Lorsqu'on demande pourquoi le milieu municipal devrait se préoccuper de sauver des églises quasi vides que l'évêché lui-même semble abandonner à leur sort, M. Beaudoin répond qu'il est sûr que «ce sont que des paroles en l'air.»

«Quand le toit de la cathédrale va couler, c'est sûr que la corporation épiscopale va mettre de l'argent là-dedans», déclare-t-il, agacé. Mais cela dit, l'historien-marguillier reconnaît que les besoins sont très grands, qu'il s'agisse de ceux de l'église de Saint-Narcisse, où il faut encore réparer un clocher, de l'église de Sainte-Anne-de-la-Pérade, où on n'en finit plus de découvrir des dommages importants de structure, (une nouvelle inspection avait lieu mardi) de l'église de Saint-Maurice où la façade réclame plusieurs centaines de milliers de dollars de réparations ou de l'église de Saint-Prosper, où on vient de suspendre des toiles de plastique dans l'entretoise qui coule.

«C'est certain que les corporations paroissiales ne sont plus en mesure d'y arriver seules et c'est sûr qu'on ne peut garder toutes les églises, reconnaît-il.
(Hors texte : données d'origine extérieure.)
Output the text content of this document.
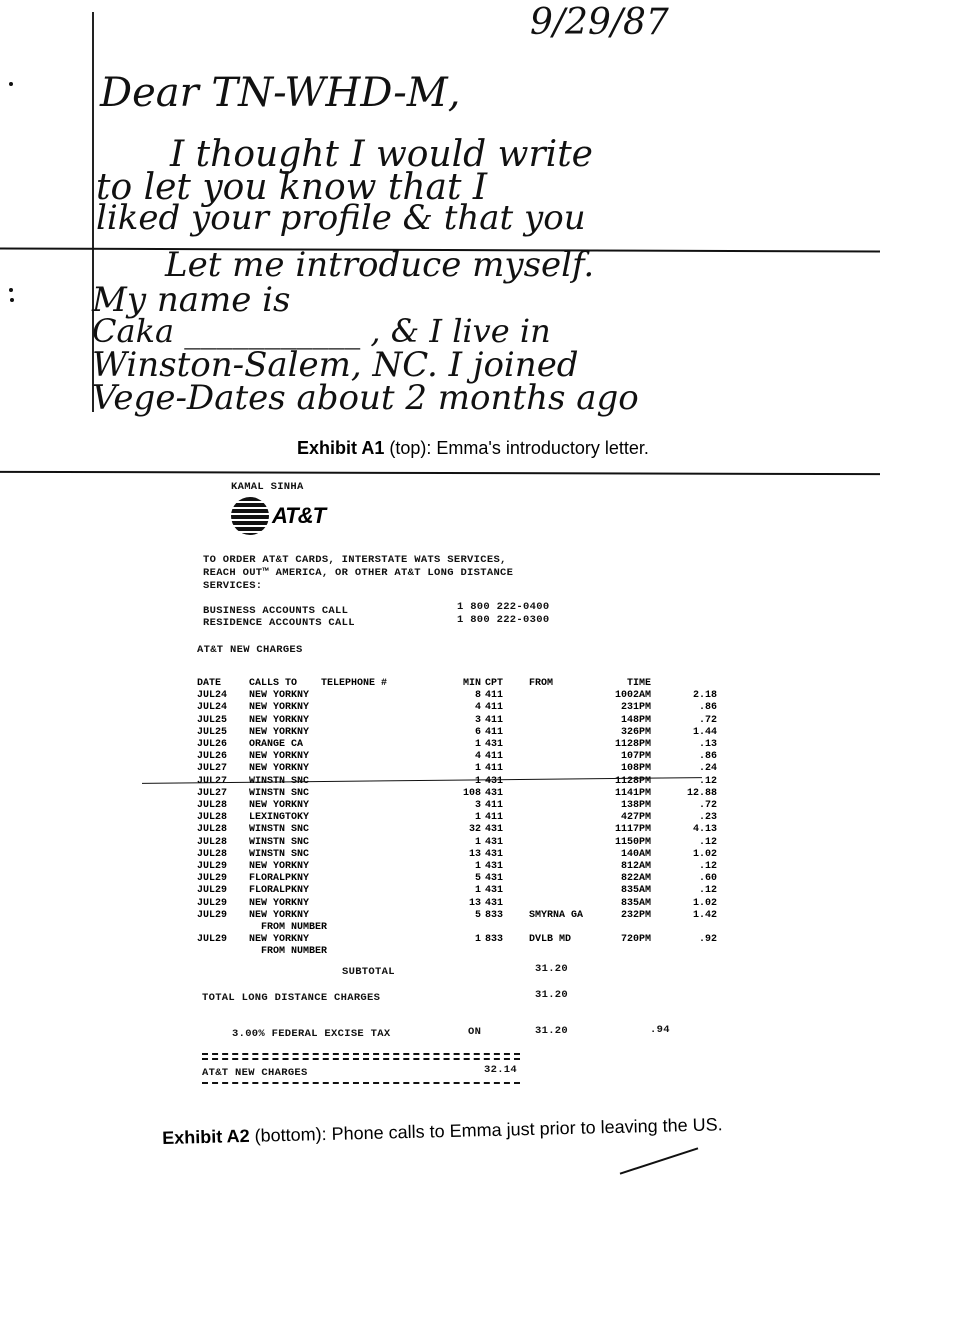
9/29/87
Dear TN-WHD-M,
I thought I would write
to let you know that I
liked your profile & that you
Let me introduce myself.
My name is
Caka ___________ , & I live in
Winston-Salem, NC. I joined
Vege-Dates about 2 months ago
Exhibit A1 (top): Emma's introductory letter.
KAMAL SINHA
AT&T
TO ORDER AT&T CARDS, INTERSTATE WATS SERVICES,
REACH OUT™ AMERICA, OR OTHER AT&T LONG DISTANCE
SERVICES:
BUSINESS ACCOUNTS CALL	1 800 222-0400
RESIDENCE ACCOUNTS CALL	1 800 222-0300
AT&T NEW CHARGES
DATE	CALLS TO TELEPHONE #	MIN	CPT	FROM	TIME	
JUL24	NEW YORKNY	8	411		1002AM	2.18
JUL24	NEW YORKNY	4	411		231PM	.86
JUL25	NEW YORKNY	3	411		148PM	.72
JUL25	NEW YORKNY	6	411		326PM	1.44
JUL26	ORANGE CA	1	431		1128PM	.13
JUL26	NEW YORKNY	4	411		107PM	.86
JUL27	NEW YORKNY	1	411		108PM	.24
JUL27		1	431		1128PM	.12
JUL27	WINSTN SNC	108	431		1141PM	12.88
JUL28	NEW YORKNY	3	411		138PM	.72
JUL28	LEXINGTOKY	1	411		427PM	.23
JUL28	WINSTN SNC	32	431		1117PM	4.13
JUL28	WINSTN SNC	1	431		1150PM	.12
JUL28	WINSTN SNC	13	431		140AM	1.02
JUL29	NEW YORKNY	1	431		812AM	.12
JUL29	FLORALPKNY	5	431		822AM	.60
JUL29	FLORALPKNY	1	431		835AM	.12
JUL29	NEW YORKNY	13	431		835AM	1.02
JUL29	NEW YORKNY	5	833	SMYRNA GA	232PM	1.42
	FROM NUMBER					
JUL29	NEW YORKNY	1	833	DVLB MD	720PM	.92
	FROM NUMBER					
SUBTOTAL	31.20
TOTAL LONG DISTANCE CHARGES	31.20
3.00% FEDERAL EXCISE TAX	ON	31.20	.94
AT&T NEW CHARGES	32.14
Exhibit A2 (bottom): Phone calls to Emma just prior to leaving the US.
Mais leur disparition n'a pas le même impact qu'en ville. Une église, c'est souvent l'image de marque du village, un immeuble avec un rayonnement important. On ne verra jamais un tel rayonnement avec un centre communautaire qui a l'air d'une boîte à beurre, image-t-il. Il faut aussi dire que le soutien que nous demandons n'est pas pour la pratique religieuse. Cet argent ne fait que préserver un patrimoine. On est unanimes là-dessus.»

De son côté, le préfet de la MRC des Chenaux et maire de Saint-Maurice, rappelle que le fonds du pacte rural totalise 330 000 $ et qu'à elle seule, l'église de son propre village nécessite plus de 700 000 $ de travaux. «On ne dit pas qu'on ne donnera plus d'argent pour des églises, nuance le préfet, mais ce ne sera pas pour des travaux de réfection comme on l'a fait par le passé. Ce sera plutôt, à titre d'exemple, pour soutenir la réfection d'un orgue, ou quelque chose du genre.»

Déjà sensibilisé à l'inquiétude des marguilliers, Gérard Bruneau a déjà confirmé qu'un représentant de la fabrique de Saint-Maurice sera de la rencontre du 11 novembre. Il serait toutefois étonnant que tous les présidents des fabriques puissent y participer, les places étant limitées.